A “Maintenance job” in Stuttgart has a strict time window (June 4, 13:30–16:00) and 90 minutes duration.
No resource is attached, so the optimizer may select the best-fitting resource while still treating the SLA as hard.

The example also exports the result to:

  • ./PillarExample.kml

How to run

Run the main(String[] args) method of PillarExample.

Behavior highlights:

  • The run is started asynchronously (startRunAsync()).
  • The example blocks with get() to prevent premature termination.
  • The result is printed to stdout.
  • A KML file is written for visual inspection.

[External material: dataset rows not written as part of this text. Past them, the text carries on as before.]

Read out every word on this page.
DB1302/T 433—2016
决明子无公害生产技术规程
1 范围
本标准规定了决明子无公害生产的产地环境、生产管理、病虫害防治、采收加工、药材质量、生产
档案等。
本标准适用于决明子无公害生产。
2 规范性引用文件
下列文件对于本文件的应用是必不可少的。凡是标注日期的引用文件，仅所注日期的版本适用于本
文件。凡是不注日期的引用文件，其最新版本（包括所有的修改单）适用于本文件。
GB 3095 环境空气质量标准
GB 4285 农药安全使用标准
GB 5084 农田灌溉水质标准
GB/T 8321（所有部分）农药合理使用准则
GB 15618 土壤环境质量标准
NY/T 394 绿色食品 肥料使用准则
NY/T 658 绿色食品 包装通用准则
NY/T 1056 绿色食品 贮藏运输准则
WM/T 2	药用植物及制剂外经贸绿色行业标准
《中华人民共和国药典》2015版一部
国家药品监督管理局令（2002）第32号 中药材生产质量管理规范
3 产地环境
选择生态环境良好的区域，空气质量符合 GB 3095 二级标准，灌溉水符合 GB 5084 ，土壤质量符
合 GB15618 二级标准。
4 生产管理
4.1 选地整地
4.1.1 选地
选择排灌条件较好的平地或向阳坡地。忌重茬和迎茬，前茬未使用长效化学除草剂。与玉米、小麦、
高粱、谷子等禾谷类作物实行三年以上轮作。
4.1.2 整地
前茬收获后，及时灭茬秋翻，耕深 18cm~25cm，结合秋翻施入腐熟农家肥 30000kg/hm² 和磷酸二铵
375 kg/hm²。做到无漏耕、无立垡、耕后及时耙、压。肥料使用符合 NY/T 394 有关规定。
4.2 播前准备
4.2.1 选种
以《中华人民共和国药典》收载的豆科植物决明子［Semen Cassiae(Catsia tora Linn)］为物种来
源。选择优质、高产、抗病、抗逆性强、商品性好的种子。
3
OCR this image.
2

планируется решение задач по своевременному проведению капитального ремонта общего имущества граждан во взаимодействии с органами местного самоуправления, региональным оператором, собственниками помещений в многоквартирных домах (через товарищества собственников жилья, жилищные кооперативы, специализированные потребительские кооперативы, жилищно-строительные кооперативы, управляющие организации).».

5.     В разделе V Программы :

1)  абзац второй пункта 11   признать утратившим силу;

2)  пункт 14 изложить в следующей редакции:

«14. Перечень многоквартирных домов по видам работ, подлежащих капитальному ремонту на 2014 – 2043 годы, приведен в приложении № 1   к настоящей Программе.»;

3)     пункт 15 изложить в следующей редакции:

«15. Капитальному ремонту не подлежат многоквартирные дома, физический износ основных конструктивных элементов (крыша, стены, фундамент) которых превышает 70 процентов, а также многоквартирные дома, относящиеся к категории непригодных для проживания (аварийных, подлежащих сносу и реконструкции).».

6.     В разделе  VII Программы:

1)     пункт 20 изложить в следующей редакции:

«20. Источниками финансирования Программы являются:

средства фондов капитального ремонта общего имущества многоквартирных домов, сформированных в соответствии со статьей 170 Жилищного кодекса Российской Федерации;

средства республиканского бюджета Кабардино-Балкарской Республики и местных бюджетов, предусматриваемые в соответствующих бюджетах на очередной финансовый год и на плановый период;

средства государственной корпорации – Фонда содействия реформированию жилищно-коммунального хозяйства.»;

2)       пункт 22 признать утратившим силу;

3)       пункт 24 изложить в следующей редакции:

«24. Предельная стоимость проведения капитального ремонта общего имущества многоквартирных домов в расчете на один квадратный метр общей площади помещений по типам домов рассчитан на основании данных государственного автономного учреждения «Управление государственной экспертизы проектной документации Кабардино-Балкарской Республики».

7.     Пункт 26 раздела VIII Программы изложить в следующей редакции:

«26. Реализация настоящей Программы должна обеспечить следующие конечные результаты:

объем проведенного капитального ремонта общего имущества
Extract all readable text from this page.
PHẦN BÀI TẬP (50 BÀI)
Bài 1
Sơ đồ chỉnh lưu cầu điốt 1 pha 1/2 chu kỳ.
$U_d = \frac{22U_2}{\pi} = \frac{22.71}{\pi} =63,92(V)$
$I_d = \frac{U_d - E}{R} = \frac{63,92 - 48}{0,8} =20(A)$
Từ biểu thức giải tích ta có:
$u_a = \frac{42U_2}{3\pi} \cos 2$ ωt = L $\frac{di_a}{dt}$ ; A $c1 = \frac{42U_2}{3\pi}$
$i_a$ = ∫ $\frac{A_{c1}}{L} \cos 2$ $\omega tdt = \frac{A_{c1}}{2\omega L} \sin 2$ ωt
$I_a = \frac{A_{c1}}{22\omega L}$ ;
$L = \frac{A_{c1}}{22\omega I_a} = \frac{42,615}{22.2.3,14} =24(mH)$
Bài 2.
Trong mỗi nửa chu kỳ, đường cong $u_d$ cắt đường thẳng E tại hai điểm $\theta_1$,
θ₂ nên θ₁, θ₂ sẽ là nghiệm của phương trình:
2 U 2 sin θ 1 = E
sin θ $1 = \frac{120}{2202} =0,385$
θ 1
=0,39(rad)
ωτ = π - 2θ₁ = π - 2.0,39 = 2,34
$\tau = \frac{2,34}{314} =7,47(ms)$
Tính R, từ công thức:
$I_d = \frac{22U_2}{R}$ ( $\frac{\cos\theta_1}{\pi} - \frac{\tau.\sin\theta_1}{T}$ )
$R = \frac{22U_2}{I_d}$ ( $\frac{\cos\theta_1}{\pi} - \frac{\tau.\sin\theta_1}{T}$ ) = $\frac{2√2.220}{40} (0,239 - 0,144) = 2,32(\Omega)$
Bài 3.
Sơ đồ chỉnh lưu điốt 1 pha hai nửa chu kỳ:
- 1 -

Use pillars when violations are unacceptable

Use pillars for truly contractual requirements:

  • “must be serviced within this window”
  • “must not be late”
  • “must not be moved outside the SLA”

Do not use pillars to “nudge” the solver

If the time window is preferred but not mandatory, model it as a normal node and handle it via:

  • soft constraint penalties,
  • objective weighting,
  • business rules.

That separation keeps your model honest:

  • architecture for hard constraints,
  • cost function for preferences and trade-offs.

Summary

  • CapturedNode = PillarNode: strict SLA matching for OpeningHours (hard constraint).
  • Pillars are enforced by optimizer architecture, not by high penalty costs.
  • Normal nodes “flow around” pillars; the solver rearranges the schedule to keep pillar SLAs intact.
  • Pillars can optionally enforce a mandatory resource via attachResource(...).
  • Extreme infeasibility may result in a pillar being removed rather than violated (per Special Features docs).